Group Health Cooperative has driven down the costs of caring for osteo-arthritis patients with a relatively simple tool: video-based decision aids.

After the Seattle-based health system introduced decision aids, patients opting for knee replacements fell by 38 percent and those choosing to go ahead with a hip replacement fell by 26 percent. What's more: the cost of caring for those patients dropped by 12 to 21 percent, depending on the location, over six months.

"We were a bit surprised to see such a large change in patient rates of surgery and cost of care," says David Arterburn, M.D., a Group Health internist and researcher. "What it says to us is that this is high-value work."

The Group Health findings provide real-world results that support evidence coming from randomized trials. Taken together, seven trials involving patients facing elective surgeries have suggested that the use of decision aids is associated with 25 percent fewer patients opting for surgery, according to research on the Cochrane Library.

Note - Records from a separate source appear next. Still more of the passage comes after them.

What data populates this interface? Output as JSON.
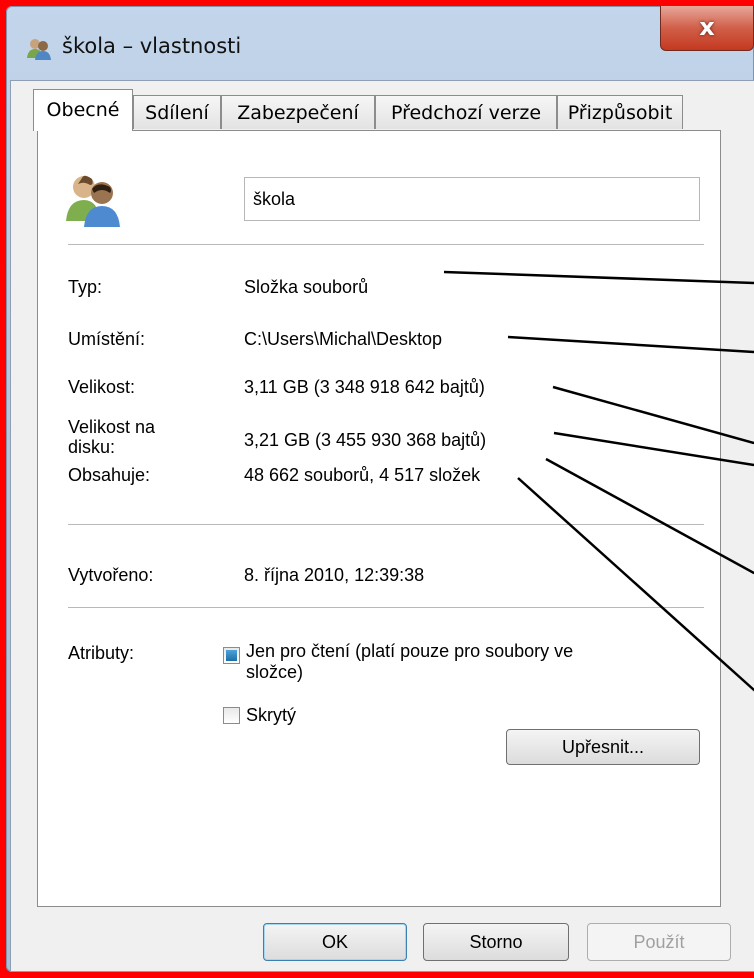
{
  "window": {
    "title": "škola – vlastnosti",
    "close_label": "x"
  },
  "tabs": [
    {
      "label": "Obecné",
      "active": true
    },
    {
      "label": "Sdílení"
    },
    {
      "label": "Zabezpečení"
    },
    {
      "label": "Předchozí verze"
    },
    {
      "label": "Přizpůsobit"
    }
  ],
  "general": {
    "folder_name": "škola",
    "rows": {
      "type": {
        "label": "Typ:",
        "value": "Složka souborů"
      },
      "location": {
        "label": "Umístění:",
        "value": "C:\\Users\\Michal\\Desktop"
      },
      "size": {
        "label": "Velikost:",
        "value": "3,11 GB (3 348 918 642 bajtů)"
      },
      "size_on_disk": {
        "label_line1": "Velikost na",
        "label_line2": "disku:",
        "value": "3,21 GB (3 455 930 368 bajtů)"
      },
      "contains": {
        "label": "Obsahuje:",
        "value": "48 662 souborů, 4 517 složek"
      },
      "created": {
        "label": "Vytvořeno:",
        "value": "8. října 2010, 12:39:38"
      }
    },
    "attributes": {
      "label": "Atributy:",
      "readonly_line1": "Jen pro čtení (platí pouze pro soubory ve",
      "readonly_line2": "složce)",
      "readonly_state": "indeterminate",
      "hidden_label": "Skrytý",
      "hidden_checked": false,
      "advanced_button": "Upřesnit..."
    }
  },
  "footer": {
    "ok": "OK",
    "cancel": "Storno",
    "apply": "Použít"
  },
  "colors": {
    "annotation_border": "#ff0000",
    "arrows": "#000000"
  }
}
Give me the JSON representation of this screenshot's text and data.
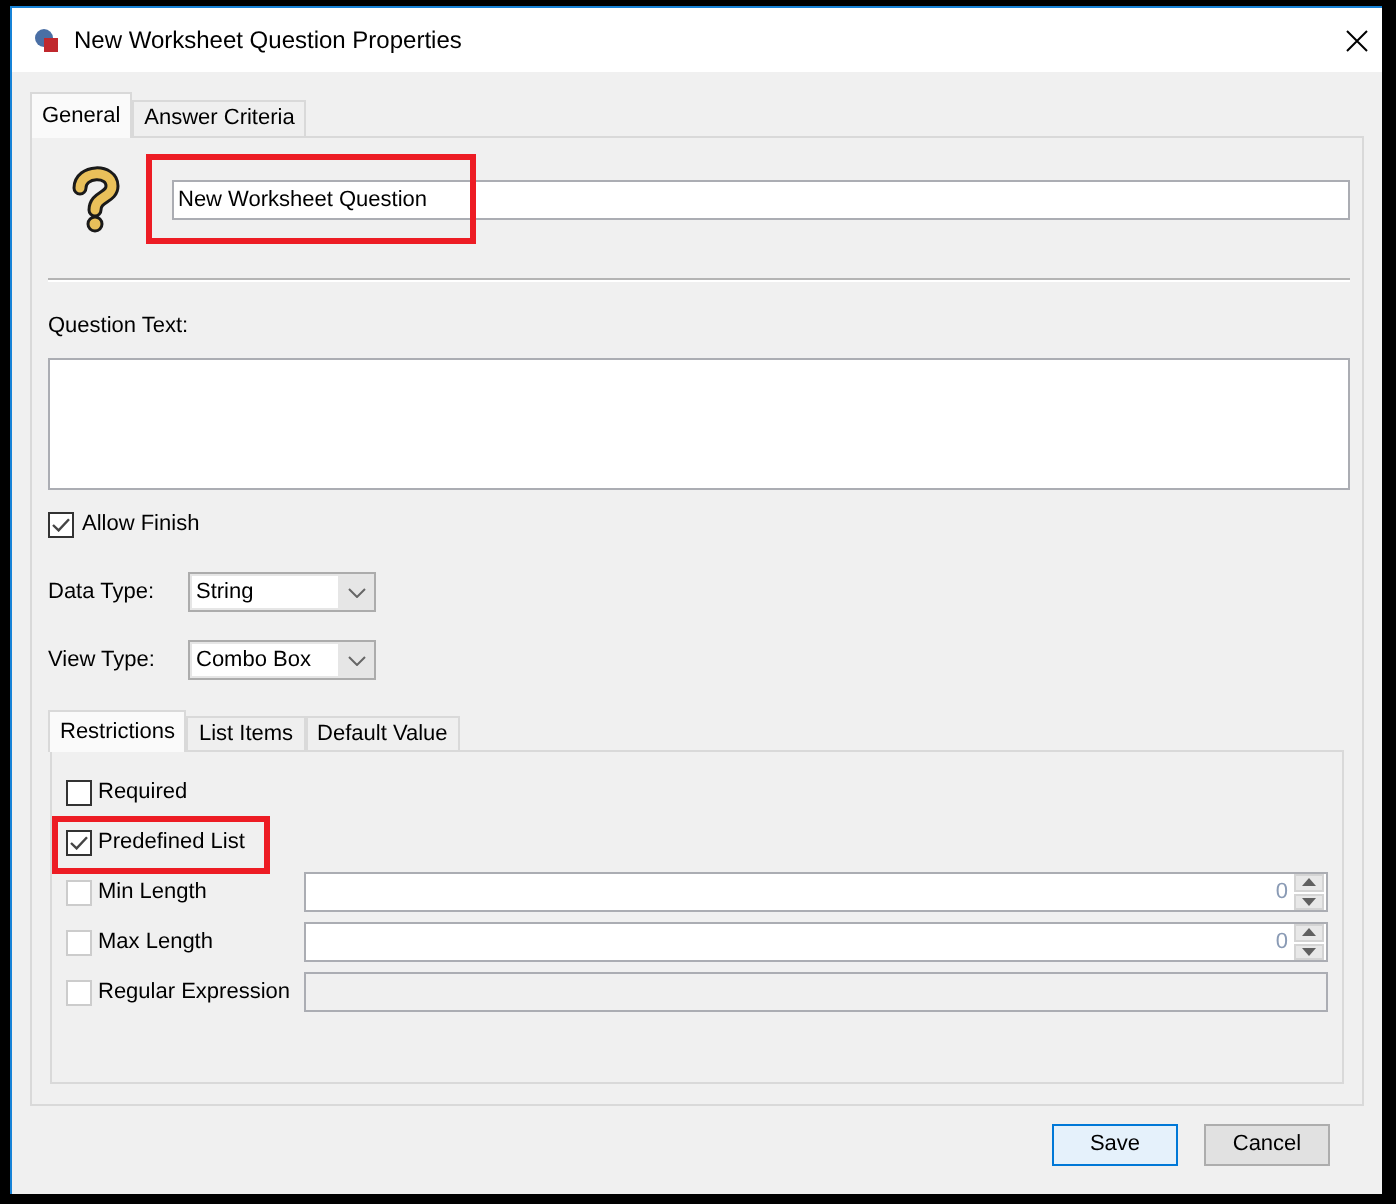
{
  "window": {
    "title": "New Worksheet Question Properties"
  },
  "tabs": [
    {
      "label": "General",
      "selected": true
    },
    {
      "label": "Answer Criteria",
      "selected": false
    }
  ],
  "name_field": {
    "value": "New Worksheet Question",
    "highlighted": true
  },
  "question_text": {
    "label": "Question Text:"
  },
  "allow_finish": {
    "label": "Allow Finish",
    "checked": true
  },
  "dropdowns": [
    {
      "label": "Data Type:",
      "value": "String"
    },
    {
      "label": "View Type:",
      "value": "Combo Box"
    }
  ],
  "sub_tabs": [
    {
      "label": "Restrictions",
      "selected": true
    },
    {
      "label": "List Items",
      "selected": false
    },
    {
      "label": "Default Value",
      "selected": false
    }
  ],
  "restrictions": [
    {
      "kind": "checkbox",
      "label": "Required",
      "checked": false,
      "disabled": false,
      "highlighted": false
    },
    {
      "kind": "checkbox",
      "label": "Predefined List",
      "checked": true,
      "disabled": false,
      "highlighted": true
    },
    {
      "kind": "spinner",
      "label": "Min Length",
      "checked": false,
      "disabled": true,
      "highlighted": false,
      "value": "0"
    },
    {
      "kind": "spinner",
      "label": "Max Length",
      "checked": false,
      "disabled": true,
      "highlighted": false,
      "value": "0"
    },
    {
      "kind": "text",
      "label": "Regular Expression",
      "checked": false,
      "disabled": true,
      "highlighted": false
    }
  ],
  "buttons": [
    {
      "label": "Save",
      "default": true
    },
    {
      "label": "Cancel",
      "default": false
    }
  ]
}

These aids are a key component of shared decision-making. They can be written or electronic, including video, and provide unbiased information about the pros and cons of various options for treating a health condition. That is important, Arterburn says, because frequently a physician's clinical expertise is given more weight in decision-making than a patient's preferences and values.

"A decision aid does not replace the provider," Arterburn says. "It just enhances the conversation by helping to even the playing field between the provider and patient."

In 2009, Group Health began introducing decision aids to patients who face choices about elective surgery in six specialties. As of November 2012, the organization had distributed more than 30,000 aids, earning bragging rights that it has distributed more of them than any other health care organization in the world.

Shared decision-making is gaining momentum as health care leaders look for ways to engage patients and to deliver patient-centered care, says Diana Stilwell, chief production officer at the Informed Medical Decisions Foundation. But many barriers to widespread use of decision aids remain. For example, some providers find it difficult to integrate them into routine practice because the tool must be delivered to the patient at the right time in the decision-making process and in a format that the patient can use.

Stilwell says Group Health's results reflected more than the use of the decision aids themselves. "They pulled all of their surgeons out of their operating rooms for a half-day and sent them to training in shared decision-making, which demonstrated incredible commitment from a leadership standpoint," she says.